Corbin CB, 30" wheels, big chainring, suspension seatpost, adjustable handlebar/stem, quick removal fenders, odd pedals with no adjustable metal "straps" and leather "toe clips" (toe clips have perished) any ideas on brand or any other insight? Thanks, Mark.


----------



## fordmike65 (Sep 7, 2017)

All I know is I'm in love


----------



## Cowboy in NC (Sep 7, 2017)

Me too... Nice- Nice Bike but I haven`t got a clue....-------Cowboy


----------



## 49autocycledeluxe (Sep 7, 2017)

I think I better just stay away from this antique bike forum, that bike is too cool. next thing you know I'll be looking for one


----------



## jkent (Sep 7, 2017)

I think it needs a new home, In my living room!!!
JKent


----------



## carlitos60 (Sep 8, 2017)

Man,,,,,,I Could Use Those Wheels!!!!
Super Nice!
Any Holes on the Head Tube or Ideas as to Brand Name??


----------



## catfish (Sep 8, 2017)

Mark,   You have some cool stuff.    Catfish


----------



## Mark Mattei (Sep 8, 2017)

Glad you guys like the bike, to those who have inquired if it is for sale, I will let you know if it goes on the block. No headbadge screw holes. If any info surfaces on the bike, I'll share it here. Thank you, Mark.


----------



## gkeep (Sep 9, 2017)

What a beauty! Do you think those fender are a later retrofit? They almost look home made.  Amazing condition!!

Gary


----------



## troy boy (Sep 9, 2017)

Hi Mark I to would like to purchase this this bike. thank you Brian    262 220 0644  no shipping would be required


----------



## dnc1 (Sep 10, 2017)

Any sign of a brake lever being mounted on those bars? Usually those type of front mudguards stop short due to there being a tyre friction brake mounted fore the fork crown. Love the frame transfers.
Lovely machine, wish I were wheeling that one down the road this morning, beautiful!


----------



## Mark Mattei (Sep 10, 2017)

gkeep said:


> What a beauty! Do you think those fender are a later retrofit? They almost look home made.  Amazing condition!!
> 
> Gary



Hi, thanks for the thumbs up, fenders may be an add on from the period. Mark.


----------



## Mark Mattei (Sep 10, 2017)

dnc1 said:


> Any sign of a brake lever being mounted on those bars? Usually those type of front mudguards stop short due to there being a tyre friction brake mounted fore the fork crown.
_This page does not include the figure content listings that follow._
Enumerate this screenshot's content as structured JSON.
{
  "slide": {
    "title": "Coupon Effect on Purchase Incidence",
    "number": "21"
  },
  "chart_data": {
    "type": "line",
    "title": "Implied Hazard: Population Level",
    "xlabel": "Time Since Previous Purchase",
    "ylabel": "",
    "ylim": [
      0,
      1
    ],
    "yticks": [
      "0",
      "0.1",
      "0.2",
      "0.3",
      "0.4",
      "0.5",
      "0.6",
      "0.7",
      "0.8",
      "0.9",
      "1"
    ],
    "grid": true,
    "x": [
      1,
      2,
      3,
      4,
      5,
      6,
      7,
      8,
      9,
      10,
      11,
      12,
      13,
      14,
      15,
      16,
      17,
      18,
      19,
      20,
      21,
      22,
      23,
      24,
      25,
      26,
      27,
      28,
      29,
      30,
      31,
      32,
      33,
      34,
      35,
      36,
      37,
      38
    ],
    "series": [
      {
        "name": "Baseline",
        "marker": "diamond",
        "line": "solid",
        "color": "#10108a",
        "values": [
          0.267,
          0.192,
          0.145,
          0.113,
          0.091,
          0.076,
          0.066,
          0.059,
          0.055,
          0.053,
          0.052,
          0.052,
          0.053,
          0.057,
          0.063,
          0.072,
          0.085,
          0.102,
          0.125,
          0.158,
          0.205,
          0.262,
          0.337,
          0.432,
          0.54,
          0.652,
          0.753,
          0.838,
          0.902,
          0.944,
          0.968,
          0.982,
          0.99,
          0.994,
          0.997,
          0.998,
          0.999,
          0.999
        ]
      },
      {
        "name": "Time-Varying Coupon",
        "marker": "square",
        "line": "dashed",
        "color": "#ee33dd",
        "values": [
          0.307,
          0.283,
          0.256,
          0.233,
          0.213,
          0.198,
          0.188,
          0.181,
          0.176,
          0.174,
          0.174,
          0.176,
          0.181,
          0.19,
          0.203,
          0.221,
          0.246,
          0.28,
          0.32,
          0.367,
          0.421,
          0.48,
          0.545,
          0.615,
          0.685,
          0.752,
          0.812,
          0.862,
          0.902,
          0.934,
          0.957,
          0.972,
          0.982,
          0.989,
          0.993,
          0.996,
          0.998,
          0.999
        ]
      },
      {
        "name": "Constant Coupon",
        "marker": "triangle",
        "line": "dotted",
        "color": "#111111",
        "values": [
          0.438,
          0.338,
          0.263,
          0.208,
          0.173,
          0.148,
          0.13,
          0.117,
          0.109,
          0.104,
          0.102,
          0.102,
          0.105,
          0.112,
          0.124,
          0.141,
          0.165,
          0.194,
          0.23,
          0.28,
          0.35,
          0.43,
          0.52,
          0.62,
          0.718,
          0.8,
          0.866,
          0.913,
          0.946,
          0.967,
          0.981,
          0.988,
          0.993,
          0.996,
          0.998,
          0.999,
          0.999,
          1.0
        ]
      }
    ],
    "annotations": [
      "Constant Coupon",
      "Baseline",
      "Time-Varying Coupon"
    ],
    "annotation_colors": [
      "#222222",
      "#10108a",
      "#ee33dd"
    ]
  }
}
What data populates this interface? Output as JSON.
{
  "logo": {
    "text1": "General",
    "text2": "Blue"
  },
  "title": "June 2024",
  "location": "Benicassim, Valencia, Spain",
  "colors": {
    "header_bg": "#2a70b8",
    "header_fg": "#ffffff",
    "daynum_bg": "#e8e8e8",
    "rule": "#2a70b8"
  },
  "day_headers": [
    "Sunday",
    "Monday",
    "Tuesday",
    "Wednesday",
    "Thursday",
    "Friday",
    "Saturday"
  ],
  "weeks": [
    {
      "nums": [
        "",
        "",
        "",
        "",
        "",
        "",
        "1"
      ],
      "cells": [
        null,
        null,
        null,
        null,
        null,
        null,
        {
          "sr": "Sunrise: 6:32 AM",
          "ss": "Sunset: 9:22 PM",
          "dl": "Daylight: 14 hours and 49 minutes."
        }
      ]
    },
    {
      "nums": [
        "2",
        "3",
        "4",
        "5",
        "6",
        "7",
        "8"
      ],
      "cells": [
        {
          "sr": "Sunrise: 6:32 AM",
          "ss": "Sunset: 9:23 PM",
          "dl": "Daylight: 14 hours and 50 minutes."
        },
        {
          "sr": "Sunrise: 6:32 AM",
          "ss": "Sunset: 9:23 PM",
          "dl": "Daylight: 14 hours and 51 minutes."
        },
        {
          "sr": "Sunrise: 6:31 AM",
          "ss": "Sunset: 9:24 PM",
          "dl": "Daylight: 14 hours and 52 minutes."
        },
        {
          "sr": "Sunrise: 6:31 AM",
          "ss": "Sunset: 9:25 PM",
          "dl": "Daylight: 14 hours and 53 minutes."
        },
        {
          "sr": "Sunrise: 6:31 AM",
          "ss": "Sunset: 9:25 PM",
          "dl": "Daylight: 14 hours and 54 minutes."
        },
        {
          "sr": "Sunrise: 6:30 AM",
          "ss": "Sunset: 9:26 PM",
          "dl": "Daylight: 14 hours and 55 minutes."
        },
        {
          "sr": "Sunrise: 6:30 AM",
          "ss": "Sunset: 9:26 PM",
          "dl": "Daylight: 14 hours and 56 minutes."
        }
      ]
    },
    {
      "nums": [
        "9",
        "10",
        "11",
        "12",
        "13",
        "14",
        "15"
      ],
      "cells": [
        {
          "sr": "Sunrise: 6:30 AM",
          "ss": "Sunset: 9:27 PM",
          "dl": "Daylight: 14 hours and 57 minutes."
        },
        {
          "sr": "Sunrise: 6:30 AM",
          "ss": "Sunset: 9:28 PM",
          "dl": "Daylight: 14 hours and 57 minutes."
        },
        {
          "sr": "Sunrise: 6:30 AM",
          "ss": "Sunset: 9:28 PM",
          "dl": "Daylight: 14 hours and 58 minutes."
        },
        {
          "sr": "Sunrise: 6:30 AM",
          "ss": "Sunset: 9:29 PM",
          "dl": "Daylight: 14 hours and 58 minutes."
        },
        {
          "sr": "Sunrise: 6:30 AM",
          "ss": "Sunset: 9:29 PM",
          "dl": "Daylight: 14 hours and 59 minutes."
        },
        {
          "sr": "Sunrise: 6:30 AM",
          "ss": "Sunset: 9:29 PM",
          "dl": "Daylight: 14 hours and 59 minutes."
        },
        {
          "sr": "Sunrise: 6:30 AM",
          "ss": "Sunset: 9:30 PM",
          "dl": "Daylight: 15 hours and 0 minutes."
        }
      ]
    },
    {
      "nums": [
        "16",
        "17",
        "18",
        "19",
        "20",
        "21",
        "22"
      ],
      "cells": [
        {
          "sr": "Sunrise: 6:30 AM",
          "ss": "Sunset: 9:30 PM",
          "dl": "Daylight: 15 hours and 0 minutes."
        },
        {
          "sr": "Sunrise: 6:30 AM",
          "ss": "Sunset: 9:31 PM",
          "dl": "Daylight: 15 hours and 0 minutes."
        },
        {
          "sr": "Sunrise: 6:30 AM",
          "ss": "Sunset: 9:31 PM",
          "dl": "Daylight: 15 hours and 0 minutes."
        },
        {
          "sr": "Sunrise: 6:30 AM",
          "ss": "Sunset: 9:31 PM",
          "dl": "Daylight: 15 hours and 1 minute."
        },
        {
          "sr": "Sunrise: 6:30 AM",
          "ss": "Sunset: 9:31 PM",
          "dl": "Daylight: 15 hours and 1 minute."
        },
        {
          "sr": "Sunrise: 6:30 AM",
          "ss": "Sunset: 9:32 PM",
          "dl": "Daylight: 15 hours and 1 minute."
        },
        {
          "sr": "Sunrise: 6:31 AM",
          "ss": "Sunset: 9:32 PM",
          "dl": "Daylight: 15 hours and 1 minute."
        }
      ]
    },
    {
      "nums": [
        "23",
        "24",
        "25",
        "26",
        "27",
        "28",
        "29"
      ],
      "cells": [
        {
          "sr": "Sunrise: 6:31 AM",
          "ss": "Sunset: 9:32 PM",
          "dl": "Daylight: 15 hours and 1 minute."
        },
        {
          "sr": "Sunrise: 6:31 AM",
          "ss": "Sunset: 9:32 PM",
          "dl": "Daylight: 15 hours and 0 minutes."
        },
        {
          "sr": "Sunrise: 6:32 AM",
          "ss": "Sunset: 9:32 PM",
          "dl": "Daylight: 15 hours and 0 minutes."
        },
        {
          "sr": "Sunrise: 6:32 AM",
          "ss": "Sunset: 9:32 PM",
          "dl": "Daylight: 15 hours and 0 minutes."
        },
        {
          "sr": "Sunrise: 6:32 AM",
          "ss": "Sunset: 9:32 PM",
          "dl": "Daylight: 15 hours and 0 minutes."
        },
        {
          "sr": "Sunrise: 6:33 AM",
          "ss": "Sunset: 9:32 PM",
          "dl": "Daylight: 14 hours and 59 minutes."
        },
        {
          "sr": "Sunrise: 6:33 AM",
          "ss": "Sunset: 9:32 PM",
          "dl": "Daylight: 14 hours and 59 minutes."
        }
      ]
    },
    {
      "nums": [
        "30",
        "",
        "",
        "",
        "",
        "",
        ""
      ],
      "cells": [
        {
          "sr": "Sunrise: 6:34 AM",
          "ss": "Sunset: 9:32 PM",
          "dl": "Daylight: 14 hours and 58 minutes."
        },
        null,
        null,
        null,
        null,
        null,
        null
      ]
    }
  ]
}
Love the frame transfers.
> Lovely machine, wish I were wheeling that one down the road this morning, beautiful!


----------



## Mark Mattei (Sep 10, 2017)

Hi, no sign of brake linkage, when I disassembled and relubed the CB I recall a 98 on the internals, 1898 year of manufacture?


----------



## willswares1220 (Sep 11, 2017)

Love those 30 inchers brother!!


----------



## Balloontyre (Sep 12, 2017)

Here's what i learned about the bike when i owned it.

https://thecabe.com/forum/threads/big-30-inch-wheel.66698/


----------



## locomotion (Jul 10, 2018)

if this bike ever comes up for sale, please PM me


----------



## GiovanniLiCalsi (Jul 10, 2018)

The 30” bicycle wheel craze was from 1896-1901. Lots of bicycles had many upgrades.
The Corbin coaster brake is rare, later edition.
The hub was was made after the New Departure law suit, probably around 1902?


----------



## GiovanniLiCalsi (Jul 10, 2018)




----------



## anders1 (Jul 20, 2018)

Very nice ride...


----------



## bricycle (Jul 20, 2018)

You could run 32" on that puppy. "I shall not covet my Cabers bike".....
love the brake!


----------



## bricycle (Jul 20, 2018)

are those R.Dean 28's stretched on?


----------